Veo cómo la luz en la mirada de aquellas personas se va extinguiendo como vela cansada. Son ocasos molestos que, a diferencia de los que nacen y mueren en el horizonte con sus colores anaranjados y chispas titilantes sobre el mar y te logran inspirar, éstos sólo te hacen añorar el amanecer como nunca pensaste hacerlo. Trato de hablar, trato de decir mil cosas pero sólo salen barbaridades que desayunan, almuerzan y cenan conmigo, con nosotros.

- Estás equivocada.
- Me hace humana… ¿Puedo tener la dicha de enmendar?- contesto y pido, sin saber que la respuesta hacia mí siempre será un rotundo No.
Ese veneno que ha nacido por aquí me ha debilitado. Intento succionarlo con los labios sobre la mordedura pero sólo sangra, nada más, no puedo eliminar mi propia sangre… no tendría sentido, sin embargo, hay quienes lo hacen terminantemente dejando sólo la ponzoña escurriéndose por todos lados. ¿Dónde quedó aquello de lo cual estábamos orgullosos?

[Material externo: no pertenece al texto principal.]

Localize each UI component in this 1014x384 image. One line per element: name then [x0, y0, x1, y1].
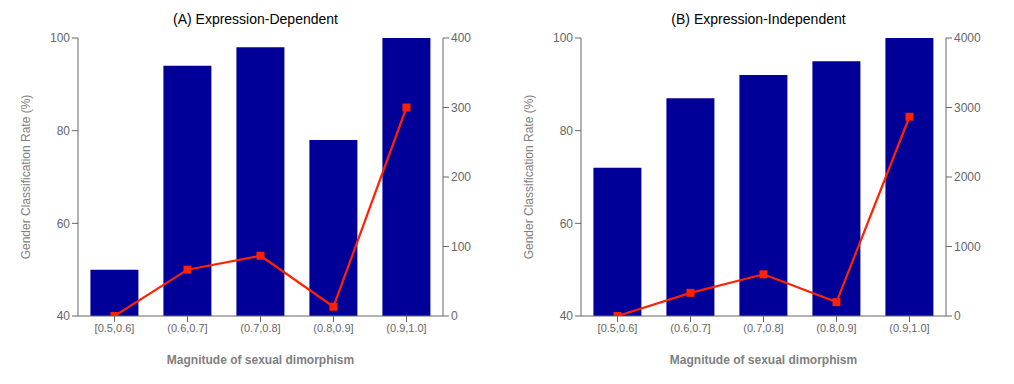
svg-text:(0.9,1.0]: (0.9,1.0] [889, 322, 929, 334]
svg-text:80: 80 [57, 124, 71, 138]
svg-text:Magnitude of sexual dimorphism: Magnitude of sexual dimorphism [670, 353, 857, 367]
svg-text:Gender Classification Rate (%): Gender Classification Rate (%) [522, 95, 536, 260]
svg-text:200: 200 [451, 170, 471, 184]
svg-text:60: 60 [560, 217, 574, 231]
svg-text:(0.7,0.8]: (0.7,0.8] [743, 322, 783, 334]
svg-text:(0.6,0.7]: (0.6,0.7] [167, 322, 207, 334]
svg-text:4000: 4000 [954, 31, 981, 45]
svg-text:300: 300 [451, 101, 471, 115]
html-text:(B) Expression-Independent: (B) Expression-Independent [671, 11, 846, 27]
svg-text:40: 40 [560, 309, 574, 323]
svg-text:400: 400 [451, 31, 471, 45]
svg-text:(0.8,0.9]: (0.8,0.9] [816, 322, 856, 334]
svg-text:Magnitude of sexual dimorphism: Magnitude of sexual dimorphism [167, 353, 354, 367]
svg-text:0: 0 [954, 309, 961, 323]
svg-text:80: 80 [560, 124, 574, 138]
html-text:(A) Expression-Dependent: (A) Expression-Dependent [173, 11, 338, 27]
svg-text:60: 60 [57, 217, 71, 231]
svg-text:0: 0 [451, 309, 458, 323]
svg-text:[0.5,0.6]: [0.5,0.6] [598, 322, 638, 334]
svg-text:[0.5,0.6]: [0.5,0.6] [95, 322, 135, 334]
svg-text:(0.8,0.9]: (0.8,0.9] [313, 322, 353, 334]
svg-text:100: 100 [553, 31, 573, 45]
svg-text:2000: 2000 [954, 170, 981, 184]
svg-text:40: 40 [57, 309, 71, 323]
svg-text:1000: 1000 [954, 240, 981, 254]
svg-text:(0.6,0.7]: (0.6,0.7] [670, 322, 710, 334]
svg-text:100: 100 [50, 31, 70, 45]
svg-text:100: 100 [451, 240, 471, 254]
svg-text:(0.9,1.0]: (0.9,1.0] [386, 322, 426, 334]
svg-text:(0.7,0.8]: (0.7,0.8] [240, 322, 280, 334]
svg-text:Gender Classification Rate (%): Gender Classification Rate (%) [19, 95, 33, 260]
svg-text:3000: 3000 [954, 101, 981, 115]
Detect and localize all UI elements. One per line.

Aquel hombre, ese que caminó siempre delante de mí blandiendo su estandarte de noble caballero, corre en su caballo últimamente negro, apuntando su lanza al frente, buscando dar en el blanco y derribar al contrincante que- de manera graciosa- muchas veces resulto ser yo o alguien del mismo bando. El rey se volvió un peligroso guerrero y atleta del daño. Ojala el campeonato acabe antes de la última estocada.

¿Divago demasiado? Espero que no importe, porque para descubrir mensajes hay que dejarse llevar por la corriente aunque éste sea más bien un remolino. Como esa reina de facciones dulces, que no entiende por qué miro la pantalla con ceño fruncido. Lo sabría si entendiera, lo sabría si leyera, ¡lo sabría si me leyera del todo!... Se lo menciono, se lo enseño, ella asiente, luego ella duerme dejándolo en la mesita de noche y sin acabarlo.

La joven princesa brinca de un lado a otro descolocándome. Maldice y calla. Maldice y calla. Escribo sumergida en la idea de los puntos suspensivos, como lo hago ahora, y sigue dando portazos ratificando que mis letras son tan reales y verdaderas que llegan a respirar frente a mí. Río amargamente al saberme con algo de razón aunque me digan algunos que estoy equivocada. Me levanto de mi silla pidiendo a gritos que el silencio en el castillo desaparezca pero ella no hace más que ofrecerle tragos a mi cuenta, dando rienda suelta al bar en el cual no quiero beber. Comprendo que no puedo más que brindar, aceptar la avalancha que siempre se avecina y participar cobardemente del Torneo Medieval de Caballeros en que se ha convertido la familia.